Мне бы тоже отвести глаза. Не смотреть на то, как он меняется в кругу семьи, как нежно смотрит на дочь, вежливо отвечает Хи, перекидывается словами с друзьями. Здесь и сейчас, Сан другой. Он не солдат, не летчик, и не охранник. Он обычный мужчина, в простой рубашке и джинсах, а кругу семьи и друзей.

В Париже он казался загадкой, цепляющей тайной, которую не хотелось рассказывать никому, чтобы не исчезло ее очарование. Там он был холодным, уверенным в себе и далеким. Сейчас он так же далеко, но в то же время настолько близко, что от этого страшно.

Могу ли я уснуть, когда лежу на одеялах, но давит не духота, а совершенно другое чувство? Нет. Не могу, пока он рядом. Нас разделяет несколько стен. Я попала в его дом, когда не надеялась увидеть и вовсе. Я сбежала. Намеренно поступила так, потому что знаю цену жажде того, что принадлежит небу. Если что-то случится и с этим мужчиной, если история повторится снова, – в этот раз я не смогу прийти в себя. Лена права. Любовь меня поглощает.

Поднявшись, я поправляю легкую белую майку, и встаю у окна. Хватаюсь за его край и тяну раму вверх. Душно. Прохладный соленый воздух врывается в комнату, бьет прямо по мне, остужает кожу и проветривает мысли. Нужно уходить. Я помогла ему, но то, что происходит сейчас – неправильно. Мне здесь не место. Я снова чувствую, что начинается что-то, чему я не хозяйка. Что-то, что происходит самовольно, и остановить его можно только тем, как я поступила в Париже – уйти. Снова сбежать, не оставив и слова на прощание.

Решив так, я и не подозреваю, сколько раз судьба намерено столкнет нас друг с другом.

Сбежать не удастся.

Глава 10

«Ты не стал выбирать судьбу, поэтому она выбрала тебя».

© Фэн Цзицай. Полет души

Страх возвращается. Именно тот, о котором говорила Имо. Вчерашний вечер поднял его снова. Где-то внутри, в глубине, там, где я его прятал – страх поднял голову.

Этим утром он ощущается особенно явно. Он поселился в том, как весело по двору бегает Ханна, играя с Кан Мари. Дочь одета в комбинезон и готова к новому приключению. Но в ее глазах тоже стал жить мой страх. Я его вижу, когда встречаю взгляд Ханны. Нет, она не боится. Боюсь я, смотря на нее, и представляя, что однажды не вернусь.

Будучи уверенными, что она со сложностями воспримет появление Веры, я до сих пор вспоминаю вчерашний день, и то, каким понимающим ребенком выросла моя дочь.

Это все воспитание Имо.

Собирая снасти, наблюдаю, как она осторожно и с пониманием, разговаривает с Верой. В этот момент чувство страха усиливается. Приходит уверенность, откуда он. Его источник – Вера. До встречи с ней я не боялся смерти, не задумывался о будущем, а просто делал то, что нужно. Строго исполнял приказы, чтобы будущее было у моей дочери. Никогда не думал о себе, никогда не ждал чего-то, а просто делал то, что обязан.

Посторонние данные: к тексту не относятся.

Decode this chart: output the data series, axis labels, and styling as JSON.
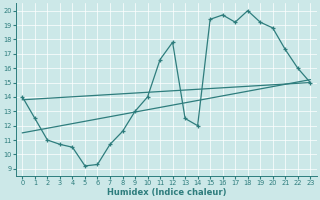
{
  "xlabel": "Humidex (Indice chaleur)",
  "xlim": [
    -0.5,
    23.5
  ],
  "ylim": [
    8.5,
    20.5
  ],
  "yticks": [
    9,
    10,
    11,
    12,
    13,
    14,
    15,
    16,
    17,
    18,
    19,
    20
  ],
  "xticks": [
    0,
    1,
    2,
    3,
    4,
    5,
    6,
    7,
    8,
    9,
    10,
    11,
    12,
    13,
    14,
    15,
    16,
    17,
    18,
    19,
    20,
    21,
    22,
    23
  ],
  "bg_color": "#cce8e8",
  "line_color": "#2e7d7d",
  "line1_x": [
    0,
    1,
    2,
    3,
    4,
    5,
    6,
    7,
    8,
    9,
    10,
    11,
    12,
    13,
    14,
    15,
    16,
    17,
    18,
    19,
    20,
    21,
    22,
    23
  ],
  "line1_y": [
    14,
    12.5,
    11,
    10.7,
    10.5,
    9.2,
    9.3,
    10.7,
    11.6,
    13.0,
    14.0,
    16.6,
    17.8,
    12.5,
    12.0,
    19.4,
    19.7,
    19.2,
    20.0,
    19.2,
    18.8,
    17.3,
    16.0,
    15.0
  ],
  "line2_x": [
    0,
    23
  ],
  "line2_y": [
    13.8,
    15.0
  ],
  "line3_x": [
    0,
    23
  ],
  "line3_y": [
    11.5,
    15.2
  ]
}
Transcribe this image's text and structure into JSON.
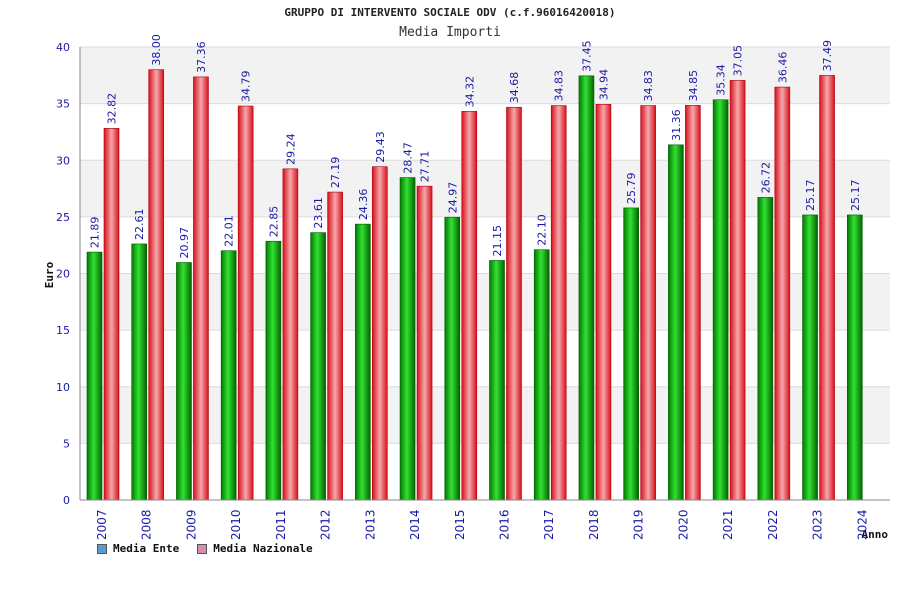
{
  "chart_data": {
    "type": "bar",
    "title": "GRUPPO DI INTERVENTO SOCIALE ODV (c.f.96016420018)",
    "subtitle": "Media Importi",
    "xlabel": "Anno",
    "ylabel": "Euro",
    "ylim": [
      0,
      40
    ],
    "yticks": [
      0,
      5,
      10,
      15,
      20,
      25,
      30,
      35,
      40
    ],
    "categories": [
      "2007",
      "2008",
      "2009",
      "2010",
      "2011",
      "2012",
      "2013",
      "2014",
      "2015",
      "2016",
      "2017",
      "2018",
      "2019",
      "2020",
      "2021",
      "2022",
      "2023",
      "2024"
    ],
    "series": [
      {
        "name": "Media Ente",
        "color": "#00b000",
        "values": [
          21.89,
          22.61,
          20.97,
          22.01,
          22.85,
          23.61,
          24.36,
          28.47,
          24.97,
          21.15,
          22.1,
          37.45,
          25.79,
          31.36,
          35.34,
          26.72,
          25.17,
          25.17
        ],
        "labels": [
          "21.89",
          "22.61",
          "20.97",
          "22.01",
          "22.85",
          "23.61",
          "24.36",
          "28.47",
          "24.97",
          "21.15",
          "22.10",
          "37.45",
          "25.79",
          "31.36",
          "35.34",
          "26.72",
          "25.17",
          "25.17"
        ]
      },
      {
        "name": "Media Nazionale",
        "color": "#e8202a",
        "values": [
          32.82,
          38.0,
          37.36,
          34.79,
          29.24,
          27.19,
          29.43,
          27.71,
          34.32,
          34.68,
          34.83,
          34.94,
          34.83,
          34.85,
          37.05,
          36.46,
          37.49,
          null
        ],
        "labels": [
          "32.82",
          "38.00",
          "37.36",
          "34.79",
          "29.24",
          "27.19",
          "29.43",
          "27.71",
          "34.32",
          "34.68",
          "34.83",
          "34.94",
          "34.83",
          "34.85",
          "37.05",
          "36.46",
          "37.49",
          ""
        ]
      }
    ],
    "legend": [
      {
        "label": "Media Ente",
        "color": "#5b9bd5"
      },
      {
        "label": "Media Nazionale",
        "color": "#d98cb3"
      }
    ],
    "legend_position": "bottom-left"
  }
}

У меня не было желаний, стремлений, и я не мечтал. Никогда. Ни разу, после смерти Бон Ра не строил планов на свою жизнь. Всегда Имо и Ханна. Только они.

А сейчас все иначе. Ведь я затеял слишком сложную игру с женщиной, которую тяжело понять. Вера действительно другая. И если в Париже это не было настолько заметно, то здесь – в окружении моего мира, – все иначе. Она зажата, чувствует, что лишняя, ведет себя сковано, и постоянно прячет взгляд.

Но я не хочу этого. Я привез ее не для разговоров. Что за глупость? Нелепо считать, что она здесь из-за каких-то дурацких выяснений: почему и зачем? Вера в моем доме, потому что я этого захотел. Да, поступил импульсивно, в стремлении оградить от грязи, и просто… украл.

Украл, а она позволила сделать это опять. Вера согласилась, хотя и злится. Вижу, что недовольна, не понимает, зачем здесь, и почему все так странно. Проблема в том, что именно страх толкнул меня на этот поступок. Я испугался, что могу упустить, возможно, единственный шанс, потому и не думал, когда вез ее сюда. И не жалею.

– Глаза высохнут, майор Кан, – Джеха становится рядом, и хватается за сети, которые приготовила Имо.

– Перчатки надеть, офтальмолог, – бросаю ему пару резиновых перчаток, а он ухмыляется.

– Всегда хотел быть доктором, – подхватывает шутку. – Сейчас чувствую себя в роли психотерапевта, у которого готов диагноз.

– И какой же он? – натужно спрашиваю, натягивая сеть, и расправляя ее, чтобы правильно сложить.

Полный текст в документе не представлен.